A packed Apple store in China.

Image source: Apple.

Investors are particularly intrigued by Apple’s strong cash flow. Trailing-12-month free cash flow, or cash from operations less capital expenditures, is about $72 billion, partly justifying Apple’s valuation.

Still, investors should note that there is currently very little margin of safety built into Apple stock’s price. With a price-to-earnings ratio of 38, the tech stock’s valuation already prices in years of more strong, double-digit earnings-per-share growth similar to levels seen in fiscal Q3.

While Apple stock doesn’t seem overvalued today, it also doesn’t look like a particularly attractive buy at its current valuation.

Is Tesla stock a buy?

If you thought Apple stock’s valuation looked expensive, Tesla’s valuation is out of this world. The company currently has a market capitalization of $413 billion despite reporting trailing-12-month free cash flow of just $800 million. What about Tesla’s price-to-earnings ratio? It’s at 1,145 today.

Vehicle production at Tesla's factory in Fremont, California.

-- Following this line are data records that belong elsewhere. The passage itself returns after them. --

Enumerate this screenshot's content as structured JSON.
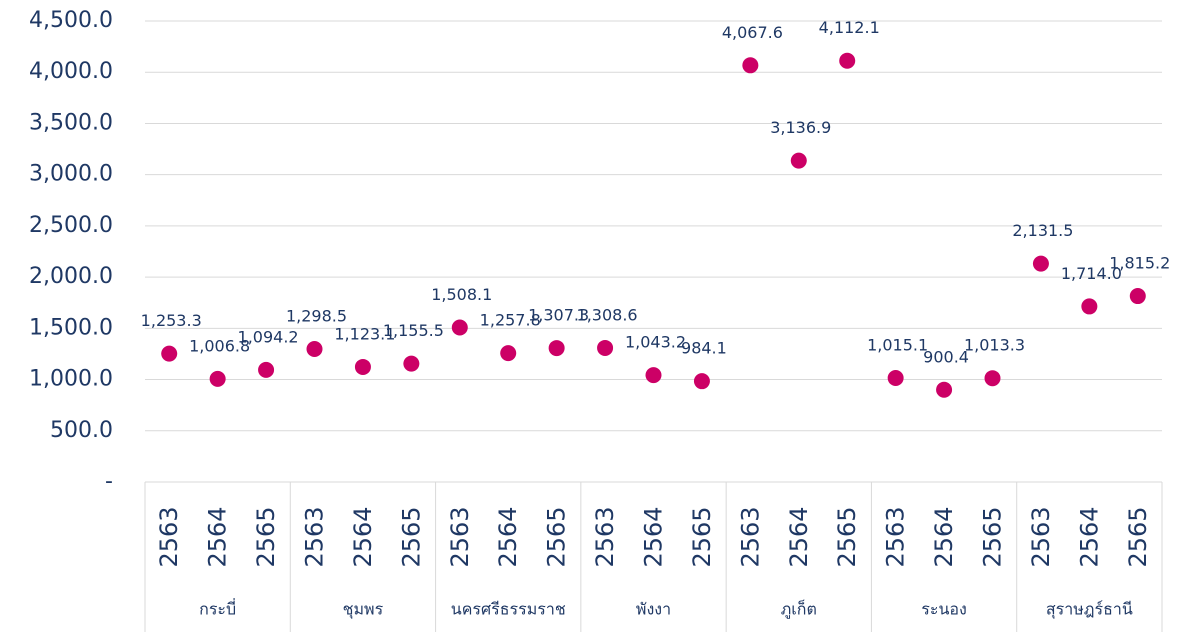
{
  "chart_data": {
    "type": "scatter",
    "groups": [
      {
        "label": "กระบี่",
        "categories": [
          "2563",
          "2564",
          "2565"
        ]
      },
      {
        "label": "ชุมพร",
        "categories": [
          "2563",
          "2564",
          "2565"
        ]
      },
      {
        "label": "นครศรีธรรมราช",
        "categories": [
          "2563",
          "2564",
          "2565"
        ]
      },
      {
        "label": "พังงา",
        "categories": [
          "2563",
          "2564",
          "2565"
        ]
      },
      {
        "label": "ภูเก็ต",
        "categories": [
          "2563",
          "2564",
          "2565"
        ]
      },
      {
        "label": "ระนอง",
        "categories": [
          "2563",
          "2564",
          "2565"
        ]
      },
      {
        "label": "สุราษฎร์ธานี",
        "categories": [
          "2563",
          "2564",
          "2565"
        ]
      }
    ],
    "values": [
      1253.3,
      1006.8,
      1094.2,
      1298.5,
      1123.1,
      1155.5,
      1508.1,
      1257.8,
      1307.3,
      1308.6,
      1043.2,
      984.1,
      4067.6,
      3136.9,
      4112.1,
      1015.1,
      900.4,
      1013.3,
      2131.5,
      1714.0,
      1815.2
    ],
    "value_labels": [
      "1,253.3",
      "1,006.8",
      "1,094.2",
      "1,298.5",
      "1,123.1",
      "1,155.5",
      "1,508.1",
      "1,257.8",
      "1,307.3",
      "1,308.6",
      "1,043.2",
      "984.1",
      "4,067.6",
      "3,136.9",
      "4,112.1",
      "1,015.1",
      "900.4",
      "1,013.3",
      "2,131.5",
      "1,714.0",
      "1,815.2"
    ],
    "color": "#cc0066",
    "ylim": [
      0,
      4500
    ],
    "yticks": [
      {
        "value": 0,
        "label": "-"
      },
      {
        "value": 500,
        "label": "500.0"
      },
      {
        "value": 1000,
        "label": "1,000.0"
      },
      {
        "value": 1500,
        "label": "1,500.0"
      },
      {
        "value": 2000,
        "label": "2,000.0"
      },
      {
        "value": 2500,
        "label": "2,500.0"
      },
      {
        "value": 3000,
        "label": "3,000.0"
      },
      {
        "value": 3500,
        "label": "3,500.0"
      },
      {
        "value": 4000,
        "label": "4,000.0"
      },
      {
        "value": 4500,
        "label": "4,500.0"
      }
    ],
    "grid": true
  }
}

Image source: The Motley Fool.

Of course, the big difference between Tesla and Apple is the electric-car maker’s growth prospects. On average, analysts expect Tesla’s revenue to jump 38% in 2021 — and that would be on top of a projected 21% bump to the automaker’s top line in 2020. The consensus analyst estimate for Tesla’s bottom line is even more extraordinary. As the company achieves greater economies of scale and flexes its operating leverage, analysts expect that Tesla’s adjusted earnings per share will rise from $0.20 in 2019 to $8.72 in 2020 and $15.65 in 2021.

Further, Tesla is only at the tip of the iceberg in terms of market opportunity. The automaker is expected to sell only 500,000 vehicles this year — and global electric vehicle sales from all auto manufactures are anticipated to come in at about 1.7 million, according to BloombergNEF. Meanwhile, global auto sales, including all types of vehicles, are expected to be about 70.3 million in 2020. Tesla’s addressable market is huge, to say the least.

Nevertheless, it’s becoming increasingly difficult to rationalize Tesla stock’s valuation. In order to make its stock a buy at these levels, the company will need to continue growing electric vehicle sales at rates of around 25% to 35% annually over the next five to 10 years while also succeeding in more speculative areas like self-driving and the launch of an autonomous ridesharing network — two areas in which Tesla eventually hopes to lead.

But given how uncertain these outcomes are, investors should proceed with caution when it comes to buying the stock at this level. If vehicle delivery growth decelerates meaningfully, or if management’s speculative forays into self-driving vehicles and ridesharing don’t pan out, Tesla shares could prove to be significantly overpriced today.